Mexico president justifies release of kingpin targeted by US

Mexican President Andrés Manuel López Obrador on Wednesday defended the 2013 ruling that freed one of the drug lords most wanted by U.S. authorities, even though Mexico’s Supreme Court later ruled it was a mistake.

Rafael Caro Quintero walked free while serving a 40-year sentence for the torture-murder of U.S. Drug Enforcement Administration agent Enrique "Kiki" Camarena in 1985, and has since apparently resumed his role as violent drug trafficker.

Caro Quintero is at the top of the DEA’s Most Wanted list, with a $20 million reward for his capture.

López Obrador said Wednesday the legal appeal that led to Caro Quintero’s release was "justified" because supposedly no verdict had been handed down against the drug lord after 27 years in jail. López Obrador also depicted a later warrant for his re-arrest as an example of U.S. pressure.

"Once he was out, they had to look for him again, because the United States demanded he shouldn’t have been released, but legally the appeal was justified," López Obrador said.

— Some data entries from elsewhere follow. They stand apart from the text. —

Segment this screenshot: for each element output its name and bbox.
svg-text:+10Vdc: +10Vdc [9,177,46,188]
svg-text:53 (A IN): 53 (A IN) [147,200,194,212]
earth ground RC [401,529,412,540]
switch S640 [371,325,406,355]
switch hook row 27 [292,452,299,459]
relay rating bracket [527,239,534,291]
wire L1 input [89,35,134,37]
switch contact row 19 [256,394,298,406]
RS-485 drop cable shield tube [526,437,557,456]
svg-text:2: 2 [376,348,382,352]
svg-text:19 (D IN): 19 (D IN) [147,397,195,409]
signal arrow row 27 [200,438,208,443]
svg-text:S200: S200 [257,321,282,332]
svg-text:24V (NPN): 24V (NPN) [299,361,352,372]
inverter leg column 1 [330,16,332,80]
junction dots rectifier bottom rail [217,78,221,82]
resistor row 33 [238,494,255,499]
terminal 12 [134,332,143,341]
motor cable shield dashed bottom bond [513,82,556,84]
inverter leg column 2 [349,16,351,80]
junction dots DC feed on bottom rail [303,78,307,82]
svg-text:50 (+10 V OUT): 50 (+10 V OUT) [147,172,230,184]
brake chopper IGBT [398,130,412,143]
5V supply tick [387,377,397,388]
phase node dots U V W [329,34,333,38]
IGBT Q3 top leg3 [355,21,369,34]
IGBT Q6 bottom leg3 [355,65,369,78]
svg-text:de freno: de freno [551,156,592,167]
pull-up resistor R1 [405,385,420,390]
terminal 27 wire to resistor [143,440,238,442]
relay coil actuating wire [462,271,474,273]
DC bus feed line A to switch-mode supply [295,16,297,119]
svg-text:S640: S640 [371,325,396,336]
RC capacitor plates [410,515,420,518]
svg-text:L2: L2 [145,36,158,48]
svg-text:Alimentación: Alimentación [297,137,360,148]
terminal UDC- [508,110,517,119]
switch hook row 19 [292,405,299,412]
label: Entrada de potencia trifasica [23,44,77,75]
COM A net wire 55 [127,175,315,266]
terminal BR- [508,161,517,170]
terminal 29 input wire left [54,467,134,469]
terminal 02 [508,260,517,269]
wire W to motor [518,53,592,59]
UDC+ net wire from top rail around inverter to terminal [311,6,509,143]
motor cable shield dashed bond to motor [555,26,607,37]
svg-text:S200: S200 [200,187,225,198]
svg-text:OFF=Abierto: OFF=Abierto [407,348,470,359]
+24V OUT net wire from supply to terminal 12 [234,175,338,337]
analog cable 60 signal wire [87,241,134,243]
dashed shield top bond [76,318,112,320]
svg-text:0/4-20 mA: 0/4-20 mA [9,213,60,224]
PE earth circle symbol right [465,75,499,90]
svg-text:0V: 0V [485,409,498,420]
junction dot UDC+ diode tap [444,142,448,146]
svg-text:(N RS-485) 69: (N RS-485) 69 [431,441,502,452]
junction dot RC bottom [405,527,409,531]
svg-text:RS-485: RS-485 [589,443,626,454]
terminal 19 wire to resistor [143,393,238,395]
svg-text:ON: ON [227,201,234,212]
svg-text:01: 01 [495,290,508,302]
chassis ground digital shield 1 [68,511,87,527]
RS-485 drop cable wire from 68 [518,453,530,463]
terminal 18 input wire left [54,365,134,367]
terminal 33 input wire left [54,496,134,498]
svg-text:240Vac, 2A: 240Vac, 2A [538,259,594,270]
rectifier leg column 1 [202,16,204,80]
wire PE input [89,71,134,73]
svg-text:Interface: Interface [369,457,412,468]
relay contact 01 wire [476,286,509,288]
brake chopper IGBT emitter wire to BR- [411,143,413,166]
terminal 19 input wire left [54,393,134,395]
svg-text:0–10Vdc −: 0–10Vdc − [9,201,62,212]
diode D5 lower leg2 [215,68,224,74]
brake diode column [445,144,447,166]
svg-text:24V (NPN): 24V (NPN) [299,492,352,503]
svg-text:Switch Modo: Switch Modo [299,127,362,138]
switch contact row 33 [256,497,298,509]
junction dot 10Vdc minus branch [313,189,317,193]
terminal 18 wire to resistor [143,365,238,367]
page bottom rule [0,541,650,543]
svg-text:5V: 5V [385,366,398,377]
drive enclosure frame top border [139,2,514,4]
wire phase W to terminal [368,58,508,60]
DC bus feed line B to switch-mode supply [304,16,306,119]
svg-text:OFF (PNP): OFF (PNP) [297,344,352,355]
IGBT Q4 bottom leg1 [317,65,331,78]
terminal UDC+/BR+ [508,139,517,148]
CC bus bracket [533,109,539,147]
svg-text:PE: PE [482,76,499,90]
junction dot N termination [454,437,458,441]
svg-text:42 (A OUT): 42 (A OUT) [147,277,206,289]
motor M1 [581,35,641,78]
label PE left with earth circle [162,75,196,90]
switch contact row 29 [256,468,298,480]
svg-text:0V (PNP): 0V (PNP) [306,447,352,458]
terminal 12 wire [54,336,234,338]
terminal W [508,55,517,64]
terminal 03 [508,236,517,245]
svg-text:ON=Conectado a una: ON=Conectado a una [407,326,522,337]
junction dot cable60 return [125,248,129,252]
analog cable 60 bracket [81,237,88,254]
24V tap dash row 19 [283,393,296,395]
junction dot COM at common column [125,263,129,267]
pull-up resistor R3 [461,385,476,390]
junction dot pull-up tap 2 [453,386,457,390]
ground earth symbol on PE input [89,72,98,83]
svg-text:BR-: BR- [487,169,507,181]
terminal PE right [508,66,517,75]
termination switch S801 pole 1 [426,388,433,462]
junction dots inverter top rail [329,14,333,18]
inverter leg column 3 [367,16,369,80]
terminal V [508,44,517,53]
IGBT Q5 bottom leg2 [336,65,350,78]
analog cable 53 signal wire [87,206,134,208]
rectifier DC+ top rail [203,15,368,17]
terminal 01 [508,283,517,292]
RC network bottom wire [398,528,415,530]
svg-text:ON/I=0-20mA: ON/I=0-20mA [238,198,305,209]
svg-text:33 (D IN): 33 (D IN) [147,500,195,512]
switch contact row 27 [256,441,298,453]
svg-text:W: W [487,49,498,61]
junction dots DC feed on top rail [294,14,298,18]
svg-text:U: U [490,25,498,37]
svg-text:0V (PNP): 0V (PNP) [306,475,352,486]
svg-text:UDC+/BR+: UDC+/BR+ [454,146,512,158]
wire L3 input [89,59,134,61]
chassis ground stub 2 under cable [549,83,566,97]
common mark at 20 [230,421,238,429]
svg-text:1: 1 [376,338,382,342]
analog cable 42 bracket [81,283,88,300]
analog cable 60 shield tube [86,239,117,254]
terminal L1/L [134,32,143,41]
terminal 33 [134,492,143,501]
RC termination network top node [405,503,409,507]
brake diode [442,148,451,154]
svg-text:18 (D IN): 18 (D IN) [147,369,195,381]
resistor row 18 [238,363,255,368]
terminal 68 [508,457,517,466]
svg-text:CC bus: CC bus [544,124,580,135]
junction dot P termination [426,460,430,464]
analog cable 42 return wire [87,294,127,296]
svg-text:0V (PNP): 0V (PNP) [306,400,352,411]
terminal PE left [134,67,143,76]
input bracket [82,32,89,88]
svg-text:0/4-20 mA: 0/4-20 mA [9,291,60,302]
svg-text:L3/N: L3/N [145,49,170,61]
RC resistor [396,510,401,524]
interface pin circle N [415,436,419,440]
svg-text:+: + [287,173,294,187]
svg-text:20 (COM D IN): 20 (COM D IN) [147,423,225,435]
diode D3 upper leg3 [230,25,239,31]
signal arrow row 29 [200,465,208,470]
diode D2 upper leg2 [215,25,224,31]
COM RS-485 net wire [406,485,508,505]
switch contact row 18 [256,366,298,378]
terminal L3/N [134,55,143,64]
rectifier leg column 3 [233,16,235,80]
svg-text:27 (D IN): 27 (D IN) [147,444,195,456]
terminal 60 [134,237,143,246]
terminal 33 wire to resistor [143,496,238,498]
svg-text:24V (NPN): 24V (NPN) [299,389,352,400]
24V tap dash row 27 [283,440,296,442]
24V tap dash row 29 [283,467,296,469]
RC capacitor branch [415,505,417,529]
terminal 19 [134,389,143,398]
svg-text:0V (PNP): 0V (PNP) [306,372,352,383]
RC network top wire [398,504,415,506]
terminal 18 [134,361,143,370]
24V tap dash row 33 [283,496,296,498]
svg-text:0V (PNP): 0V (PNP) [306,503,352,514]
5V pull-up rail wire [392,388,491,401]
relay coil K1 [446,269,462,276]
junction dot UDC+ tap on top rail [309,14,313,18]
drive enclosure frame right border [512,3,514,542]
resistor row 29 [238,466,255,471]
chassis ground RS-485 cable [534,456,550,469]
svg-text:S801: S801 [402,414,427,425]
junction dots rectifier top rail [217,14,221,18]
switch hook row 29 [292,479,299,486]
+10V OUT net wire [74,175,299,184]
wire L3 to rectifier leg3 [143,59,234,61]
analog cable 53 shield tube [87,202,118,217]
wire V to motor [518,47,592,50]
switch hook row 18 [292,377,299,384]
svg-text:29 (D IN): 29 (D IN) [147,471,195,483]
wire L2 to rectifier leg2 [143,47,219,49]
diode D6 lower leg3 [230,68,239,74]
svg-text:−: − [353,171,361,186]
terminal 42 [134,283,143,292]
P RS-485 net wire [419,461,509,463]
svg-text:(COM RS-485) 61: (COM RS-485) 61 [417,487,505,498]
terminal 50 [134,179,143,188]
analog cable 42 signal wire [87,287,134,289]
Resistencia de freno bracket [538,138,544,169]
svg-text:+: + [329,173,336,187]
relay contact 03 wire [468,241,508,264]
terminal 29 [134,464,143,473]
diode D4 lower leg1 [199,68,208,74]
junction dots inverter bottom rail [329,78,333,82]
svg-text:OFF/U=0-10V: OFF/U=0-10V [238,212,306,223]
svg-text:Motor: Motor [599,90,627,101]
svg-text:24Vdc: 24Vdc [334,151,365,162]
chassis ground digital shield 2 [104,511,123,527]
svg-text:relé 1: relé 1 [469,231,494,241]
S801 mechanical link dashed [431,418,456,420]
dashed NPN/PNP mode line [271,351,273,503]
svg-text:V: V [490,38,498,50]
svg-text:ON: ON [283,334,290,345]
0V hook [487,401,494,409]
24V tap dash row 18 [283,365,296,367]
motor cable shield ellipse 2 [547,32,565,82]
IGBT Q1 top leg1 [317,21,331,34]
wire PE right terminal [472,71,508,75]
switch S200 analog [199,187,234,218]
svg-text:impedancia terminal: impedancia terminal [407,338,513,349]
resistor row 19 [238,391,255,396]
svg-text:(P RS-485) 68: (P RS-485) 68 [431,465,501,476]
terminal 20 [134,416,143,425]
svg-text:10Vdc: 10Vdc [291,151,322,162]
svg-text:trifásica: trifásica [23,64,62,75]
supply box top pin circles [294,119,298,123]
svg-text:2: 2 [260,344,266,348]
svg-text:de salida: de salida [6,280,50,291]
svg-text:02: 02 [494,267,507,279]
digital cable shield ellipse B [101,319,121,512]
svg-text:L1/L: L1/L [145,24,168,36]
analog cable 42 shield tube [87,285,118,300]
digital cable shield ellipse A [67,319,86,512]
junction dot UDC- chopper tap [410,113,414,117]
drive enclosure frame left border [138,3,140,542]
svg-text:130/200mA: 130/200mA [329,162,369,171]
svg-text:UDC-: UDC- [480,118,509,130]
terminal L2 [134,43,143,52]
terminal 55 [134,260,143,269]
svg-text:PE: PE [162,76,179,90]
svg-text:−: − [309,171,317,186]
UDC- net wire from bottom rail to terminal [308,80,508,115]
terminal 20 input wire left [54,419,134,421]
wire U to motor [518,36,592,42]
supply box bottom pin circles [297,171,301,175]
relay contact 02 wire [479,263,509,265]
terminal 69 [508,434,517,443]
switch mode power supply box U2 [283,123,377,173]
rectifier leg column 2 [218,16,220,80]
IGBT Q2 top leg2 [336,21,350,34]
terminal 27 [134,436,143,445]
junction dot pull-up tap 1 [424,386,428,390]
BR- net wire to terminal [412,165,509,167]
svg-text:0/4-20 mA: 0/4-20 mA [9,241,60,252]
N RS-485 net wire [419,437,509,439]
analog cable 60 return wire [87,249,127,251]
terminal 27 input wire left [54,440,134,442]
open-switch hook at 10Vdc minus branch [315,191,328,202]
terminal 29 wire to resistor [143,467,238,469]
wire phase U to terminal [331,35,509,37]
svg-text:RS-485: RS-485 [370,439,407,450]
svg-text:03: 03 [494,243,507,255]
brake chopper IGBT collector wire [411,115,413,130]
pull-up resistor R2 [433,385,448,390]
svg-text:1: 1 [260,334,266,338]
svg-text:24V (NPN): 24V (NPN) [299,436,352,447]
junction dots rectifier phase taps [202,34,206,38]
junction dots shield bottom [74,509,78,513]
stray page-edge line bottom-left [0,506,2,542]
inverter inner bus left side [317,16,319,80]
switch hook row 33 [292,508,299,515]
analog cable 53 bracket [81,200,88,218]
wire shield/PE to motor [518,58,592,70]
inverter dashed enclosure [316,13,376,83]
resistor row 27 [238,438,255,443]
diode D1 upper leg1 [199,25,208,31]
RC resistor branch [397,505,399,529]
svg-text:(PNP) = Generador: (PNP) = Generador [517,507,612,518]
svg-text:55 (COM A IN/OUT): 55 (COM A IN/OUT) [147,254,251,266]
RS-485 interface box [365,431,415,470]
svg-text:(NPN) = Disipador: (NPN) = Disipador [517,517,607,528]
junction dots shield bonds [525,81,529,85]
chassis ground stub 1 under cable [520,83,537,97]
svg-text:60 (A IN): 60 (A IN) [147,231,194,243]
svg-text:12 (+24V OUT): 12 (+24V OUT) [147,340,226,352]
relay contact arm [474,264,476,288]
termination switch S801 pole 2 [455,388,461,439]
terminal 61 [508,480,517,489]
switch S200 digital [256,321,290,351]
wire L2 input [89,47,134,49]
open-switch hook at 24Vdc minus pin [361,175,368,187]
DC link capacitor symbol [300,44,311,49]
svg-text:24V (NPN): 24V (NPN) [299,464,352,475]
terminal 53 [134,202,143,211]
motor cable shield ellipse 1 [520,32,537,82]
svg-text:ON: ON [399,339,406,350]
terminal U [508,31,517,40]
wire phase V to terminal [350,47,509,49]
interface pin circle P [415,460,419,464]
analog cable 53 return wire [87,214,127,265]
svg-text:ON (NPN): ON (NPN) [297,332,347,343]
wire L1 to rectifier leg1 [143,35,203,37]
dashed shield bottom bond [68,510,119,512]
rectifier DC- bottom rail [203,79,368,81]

Presidential spokesman Jesús Ramírez said "the president was just saying that it was a legal aberration that the judge had not issued a verdict on Mr. Caro Quintero after 27 years … but he was not defending his release."

There was a verdict — but a Mexican appeals court initially decided it had come from the wrong judge.

In August 2013, the appeals court overturned Caro Quintero’s 40-year sentence in the killing of Camarena and a Mexican government pilot. The panel argued a state court should have overseen the case, not a federal one, and ordered his immediate release from a maximum-security prison.

Mexico’s Supreme Court annulled the order releasing him months later, saying Camarena was a registered U.S. government agent and therefore his killing was a federal crime and had been properly tried. An arrest warrant was issued for Caro Quintero, who has been in hiding since his release.

His late-night release angered the U.S. government and surprised Mexican prosecutors, who weren’t notified until hours after it took place.

The issue is a thorny one for López Obrador, who has publicly stated that the Mexican government is no longer interested in detaining drug lords. In 2019, López Obrador ordered the release of Ovidio Guzman, a son of imprisoned drug lord Joaquín "El Chapo" Guzman, to avoid bloodshed.

Even if the president was misinformed about why Caro Quintero was released in 2013, more than five years before he took office, it seems to illustrate how little importance the case — or the search for the drug lord — apparently has for the Mexican government, even while it remains a top priority for the United States.

Since his release, Caro Quintero has reportedly established alliances with other cartels and has established an operation in the northern state of Sonora, reputedly to wrest territory from Guzman’s sons and the Sinaloa cartel.